Quando me dava conta o sangue já escorria por meu queixo e minha mandíbula quebrava os osso de alguém. Ao chão, uma mulher sem a metade de baixo do corpo mantinha os olhos fixos em um ponto, sua vida já havia se esvaído há tempos.
– Até que o tempo passou rápido. Dizia a mim mesmo, pondo-me a devorar o restante daquele corpo. Engolia os últimos resquícios quando pude sentir o cheiro diferente de uma alma. Inevitavelmente um sorriso dançou em meus lábios conforme sussurrava.
– Acho que tenho um pouco mais de tempo antes que Aia volte a me perturbar.Minhas patas moviam-se de forma rápida e precisa, levando-me de telhado em telhado em direção ao foco daquele cheiro delicioso. Tamanha era a vontade de ingerir a alma que emanava aquele aroma que, durante o percurso, sequer notava as demais que corriam e escondiam-se ao visualizarem minha presença.

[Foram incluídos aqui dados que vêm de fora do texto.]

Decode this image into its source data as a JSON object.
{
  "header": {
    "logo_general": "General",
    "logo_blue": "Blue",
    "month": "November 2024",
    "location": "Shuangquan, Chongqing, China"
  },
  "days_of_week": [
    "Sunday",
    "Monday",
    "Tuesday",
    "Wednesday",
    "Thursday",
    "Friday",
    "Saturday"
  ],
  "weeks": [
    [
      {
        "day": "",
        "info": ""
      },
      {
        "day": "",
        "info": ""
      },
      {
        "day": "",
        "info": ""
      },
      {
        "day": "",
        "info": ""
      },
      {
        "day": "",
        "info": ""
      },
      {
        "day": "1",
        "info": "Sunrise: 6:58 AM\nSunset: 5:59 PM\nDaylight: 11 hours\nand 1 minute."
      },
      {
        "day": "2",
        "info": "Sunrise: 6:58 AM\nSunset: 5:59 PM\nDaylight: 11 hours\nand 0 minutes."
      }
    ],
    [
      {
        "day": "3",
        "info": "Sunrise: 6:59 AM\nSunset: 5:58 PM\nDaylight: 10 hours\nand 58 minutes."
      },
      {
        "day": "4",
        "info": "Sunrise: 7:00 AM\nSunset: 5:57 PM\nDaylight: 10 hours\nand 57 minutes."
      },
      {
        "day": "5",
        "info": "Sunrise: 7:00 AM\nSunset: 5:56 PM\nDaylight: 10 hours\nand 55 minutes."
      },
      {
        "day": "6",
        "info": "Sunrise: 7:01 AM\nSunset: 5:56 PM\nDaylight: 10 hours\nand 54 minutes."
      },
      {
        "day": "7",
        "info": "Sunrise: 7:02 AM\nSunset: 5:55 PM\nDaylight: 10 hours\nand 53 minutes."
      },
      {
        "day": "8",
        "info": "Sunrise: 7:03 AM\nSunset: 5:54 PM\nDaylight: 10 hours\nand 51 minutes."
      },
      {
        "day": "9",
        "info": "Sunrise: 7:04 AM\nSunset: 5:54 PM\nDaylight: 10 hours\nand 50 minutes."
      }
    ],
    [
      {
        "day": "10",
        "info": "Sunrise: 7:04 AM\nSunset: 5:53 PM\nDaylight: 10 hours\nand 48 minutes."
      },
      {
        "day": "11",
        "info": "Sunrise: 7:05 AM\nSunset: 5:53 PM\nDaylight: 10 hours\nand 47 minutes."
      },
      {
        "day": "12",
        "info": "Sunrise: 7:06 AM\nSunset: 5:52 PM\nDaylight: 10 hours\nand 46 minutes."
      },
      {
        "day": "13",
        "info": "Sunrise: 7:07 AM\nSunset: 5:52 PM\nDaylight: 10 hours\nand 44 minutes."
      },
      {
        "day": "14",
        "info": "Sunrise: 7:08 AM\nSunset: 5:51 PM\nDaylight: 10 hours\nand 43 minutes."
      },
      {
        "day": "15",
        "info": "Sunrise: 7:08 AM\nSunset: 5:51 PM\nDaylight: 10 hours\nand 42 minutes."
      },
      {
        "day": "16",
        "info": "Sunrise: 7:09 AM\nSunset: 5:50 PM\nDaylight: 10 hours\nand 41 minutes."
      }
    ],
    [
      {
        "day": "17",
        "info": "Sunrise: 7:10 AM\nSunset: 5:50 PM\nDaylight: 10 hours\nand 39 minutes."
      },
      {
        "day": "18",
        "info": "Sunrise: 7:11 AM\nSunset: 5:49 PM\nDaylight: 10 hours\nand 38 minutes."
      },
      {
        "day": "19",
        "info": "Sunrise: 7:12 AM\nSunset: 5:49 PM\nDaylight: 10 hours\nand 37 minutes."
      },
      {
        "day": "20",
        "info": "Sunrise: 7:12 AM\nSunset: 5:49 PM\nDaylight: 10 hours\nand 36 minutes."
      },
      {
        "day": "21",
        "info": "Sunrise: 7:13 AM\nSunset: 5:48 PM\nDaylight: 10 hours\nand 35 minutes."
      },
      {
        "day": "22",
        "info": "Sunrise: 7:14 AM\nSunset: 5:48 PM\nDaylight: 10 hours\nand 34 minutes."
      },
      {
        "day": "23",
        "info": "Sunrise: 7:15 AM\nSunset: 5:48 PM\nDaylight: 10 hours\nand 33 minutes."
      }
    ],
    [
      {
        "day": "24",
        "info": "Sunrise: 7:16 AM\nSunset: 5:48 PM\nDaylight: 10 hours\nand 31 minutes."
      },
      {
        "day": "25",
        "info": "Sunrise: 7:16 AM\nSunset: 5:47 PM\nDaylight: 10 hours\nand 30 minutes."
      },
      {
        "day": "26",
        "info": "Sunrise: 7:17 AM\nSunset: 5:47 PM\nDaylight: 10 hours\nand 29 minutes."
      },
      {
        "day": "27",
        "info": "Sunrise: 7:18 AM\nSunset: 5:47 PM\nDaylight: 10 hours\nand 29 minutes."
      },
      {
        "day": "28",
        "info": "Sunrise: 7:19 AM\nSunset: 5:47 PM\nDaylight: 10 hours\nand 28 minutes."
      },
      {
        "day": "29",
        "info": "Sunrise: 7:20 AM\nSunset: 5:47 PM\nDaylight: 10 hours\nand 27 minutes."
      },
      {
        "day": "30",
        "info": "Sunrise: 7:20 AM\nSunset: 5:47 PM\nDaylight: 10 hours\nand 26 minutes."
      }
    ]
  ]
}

Por fim a via; meu interior clamava pela consistência daquela criança em minhas presas e o gosto de seu sangue em meu paladar.
Meu corpo estava prestes a saltar contra o garoto quando inesperadamente outra criança surgia, acompanhando-o ao lado enquanto andavam em direção contrária a minha. O fato curioso não era eles não terem percebido minha presença, apesar da distância que mantinha, e sim eu não ter sentido o cheiro deste outro humano. Assim como o primeiro, sua alma exalava um cheiro que me fazia salivar apenas ao imaginar sua carne entre meus dentes.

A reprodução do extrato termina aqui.